Franco Bonazzi e Francesco Farinelli ripercorrono in questo libro quanto accaduto dal 1980 a oggi separando i fatti dalle false notizie attraverso una doviziosa analisi delle fonti e dei documenti maturati in ambito politico, in quello giudiziario e in quello tecnicoscientifico. Un lavoro arduo data la mole di prodotti efficacemente distribuiti dai media che hanno contribuito a stravolgere dati, interpretazioni e metodologie a favore di tesi ideologiche e politiche nel delicato passaggio tra Prima e Seconda Repubblica: tra cittadini-detective, professionisti seriali del cosiddetto “fare memoria” e improvvisati Sherlock Holmes, la strage di Ustica è rimasta intrappolata all’interno di un uso pubblico e politico della storia che ha in effetti celato, più che mostrato, le conoscenze raggiunte. Un emblematico “caso italiano”, quello legato alla tragedia occorsa al DC-9 dell’Itavia, nel quale verità e pregiudizio si sono mescolati, nel tempo, ai toni tipici del melodramma dando vita alla narrazione di una “verità” legata più all’influenza emozionale che non alla ricerca scientifica. Si tratta dunque di un lavoro necessario, quello di Bonazzi e Farinelli, dato che non può esistere alcuna verità laddove il “verosimile” viene confuso con il “vero” e le opinioni tradiscono le fonti documentali della storia.
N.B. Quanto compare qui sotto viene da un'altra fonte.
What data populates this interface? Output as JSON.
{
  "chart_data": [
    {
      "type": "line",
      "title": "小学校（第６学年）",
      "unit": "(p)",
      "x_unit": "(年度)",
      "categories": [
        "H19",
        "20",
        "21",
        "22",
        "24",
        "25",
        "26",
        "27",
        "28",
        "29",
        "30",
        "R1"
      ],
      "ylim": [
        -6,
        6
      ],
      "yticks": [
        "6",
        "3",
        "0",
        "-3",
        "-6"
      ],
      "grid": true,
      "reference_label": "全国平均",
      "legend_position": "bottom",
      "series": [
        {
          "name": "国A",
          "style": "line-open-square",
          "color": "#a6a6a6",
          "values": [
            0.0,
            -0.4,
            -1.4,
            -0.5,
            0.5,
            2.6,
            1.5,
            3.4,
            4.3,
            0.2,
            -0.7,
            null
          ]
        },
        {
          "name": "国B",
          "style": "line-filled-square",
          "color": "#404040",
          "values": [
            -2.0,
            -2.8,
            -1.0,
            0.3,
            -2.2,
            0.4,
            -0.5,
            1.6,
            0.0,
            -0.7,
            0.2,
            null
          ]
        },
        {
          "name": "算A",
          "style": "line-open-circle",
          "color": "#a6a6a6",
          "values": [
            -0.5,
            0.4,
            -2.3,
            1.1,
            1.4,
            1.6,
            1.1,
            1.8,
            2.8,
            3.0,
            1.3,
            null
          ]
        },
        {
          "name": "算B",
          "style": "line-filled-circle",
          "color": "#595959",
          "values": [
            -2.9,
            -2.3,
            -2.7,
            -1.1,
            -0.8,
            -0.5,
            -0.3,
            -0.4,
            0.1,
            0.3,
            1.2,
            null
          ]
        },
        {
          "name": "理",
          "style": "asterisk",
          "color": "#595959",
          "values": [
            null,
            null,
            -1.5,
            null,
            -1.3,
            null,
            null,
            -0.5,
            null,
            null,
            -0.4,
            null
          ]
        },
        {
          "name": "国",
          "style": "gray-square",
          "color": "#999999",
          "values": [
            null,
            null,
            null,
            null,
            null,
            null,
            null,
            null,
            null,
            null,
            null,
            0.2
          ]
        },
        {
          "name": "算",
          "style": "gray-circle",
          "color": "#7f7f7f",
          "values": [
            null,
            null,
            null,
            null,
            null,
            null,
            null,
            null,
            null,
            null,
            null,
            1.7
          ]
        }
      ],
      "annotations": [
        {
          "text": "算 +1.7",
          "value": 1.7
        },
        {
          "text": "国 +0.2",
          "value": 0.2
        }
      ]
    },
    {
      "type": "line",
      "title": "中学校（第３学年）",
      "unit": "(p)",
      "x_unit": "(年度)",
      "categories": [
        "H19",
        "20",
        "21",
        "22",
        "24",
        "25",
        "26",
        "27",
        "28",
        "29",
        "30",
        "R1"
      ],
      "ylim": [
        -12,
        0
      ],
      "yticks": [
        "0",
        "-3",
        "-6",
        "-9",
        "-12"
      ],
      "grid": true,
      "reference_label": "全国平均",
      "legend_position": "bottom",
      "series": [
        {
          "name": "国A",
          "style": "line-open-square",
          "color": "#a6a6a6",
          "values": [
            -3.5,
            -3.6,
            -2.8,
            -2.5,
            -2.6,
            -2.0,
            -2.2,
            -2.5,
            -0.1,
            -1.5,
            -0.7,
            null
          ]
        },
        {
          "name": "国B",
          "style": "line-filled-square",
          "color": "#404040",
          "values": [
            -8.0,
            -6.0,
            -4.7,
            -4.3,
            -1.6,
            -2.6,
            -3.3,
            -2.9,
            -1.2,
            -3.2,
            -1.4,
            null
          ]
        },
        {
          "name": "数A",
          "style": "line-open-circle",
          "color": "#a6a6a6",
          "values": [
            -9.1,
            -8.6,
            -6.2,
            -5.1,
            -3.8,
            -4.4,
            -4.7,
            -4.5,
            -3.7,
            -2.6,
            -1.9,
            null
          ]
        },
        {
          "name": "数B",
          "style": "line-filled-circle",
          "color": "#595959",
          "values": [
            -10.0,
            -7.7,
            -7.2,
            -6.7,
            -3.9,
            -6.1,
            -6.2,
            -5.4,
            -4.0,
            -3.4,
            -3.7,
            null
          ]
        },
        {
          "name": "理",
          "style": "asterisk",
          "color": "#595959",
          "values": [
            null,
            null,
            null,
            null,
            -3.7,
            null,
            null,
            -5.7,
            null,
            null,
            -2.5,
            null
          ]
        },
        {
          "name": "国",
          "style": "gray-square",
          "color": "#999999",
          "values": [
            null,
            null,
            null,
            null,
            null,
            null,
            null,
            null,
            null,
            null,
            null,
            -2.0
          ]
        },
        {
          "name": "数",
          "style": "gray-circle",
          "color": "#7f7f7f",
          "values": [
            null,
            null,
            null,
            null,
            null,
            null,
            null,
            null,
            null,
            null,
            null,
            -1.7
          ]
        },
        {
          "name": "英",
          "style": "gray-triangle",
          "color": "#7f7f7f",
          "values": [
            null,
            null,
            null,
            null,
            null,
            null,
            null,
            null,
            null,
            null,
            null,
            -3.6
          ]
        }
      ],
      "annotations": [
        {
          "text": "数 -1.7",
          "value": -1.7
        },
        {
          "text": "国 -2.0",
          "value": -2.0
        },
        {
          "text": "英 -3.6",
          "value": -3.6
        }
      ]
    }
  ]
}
NOTA : Franco Bonazzi è stato pilota collaudatore in Aeronautica Militare e nell’industria aeronautica. Primo pilota italiano a volare con l’F-104, è stato membro, in qualità di responsabile italiano, del team incaricato dello sviluppo e qualificazione dell’F-104G. Durante la permanenza in aeronautica ha fatto parte di diverse commissioni d’inchiesta per incidenti aeronautici. Segue la vicenda di Ustica dagli anni ’80 e dal 2000 al 2004 ha fatto parte del Collegio di consulenti tecnici della difesa nel processo contro i generali dell’aeronautica, tenutosi presso la Terza Corte d’Assise di Roma. Francesco Farinelli è dottore di ricerca in storia. Ha iniziato a occuparsi del caso Ustica nel 2010, durante le ricerche per la sua tesi di dottorato presso l’Università di Bologna dal titolo “La drammatizzazione della storia”. È autore di articoli e saggi in tema di radicalizzazione e terrorismo. Lavora come direttore di ricerca per la European Foundation for Democracy di Bruxelles ed è membro del pool di esperti RAN, Radicalisation Awareness Network, istituito dalla Commissione europea.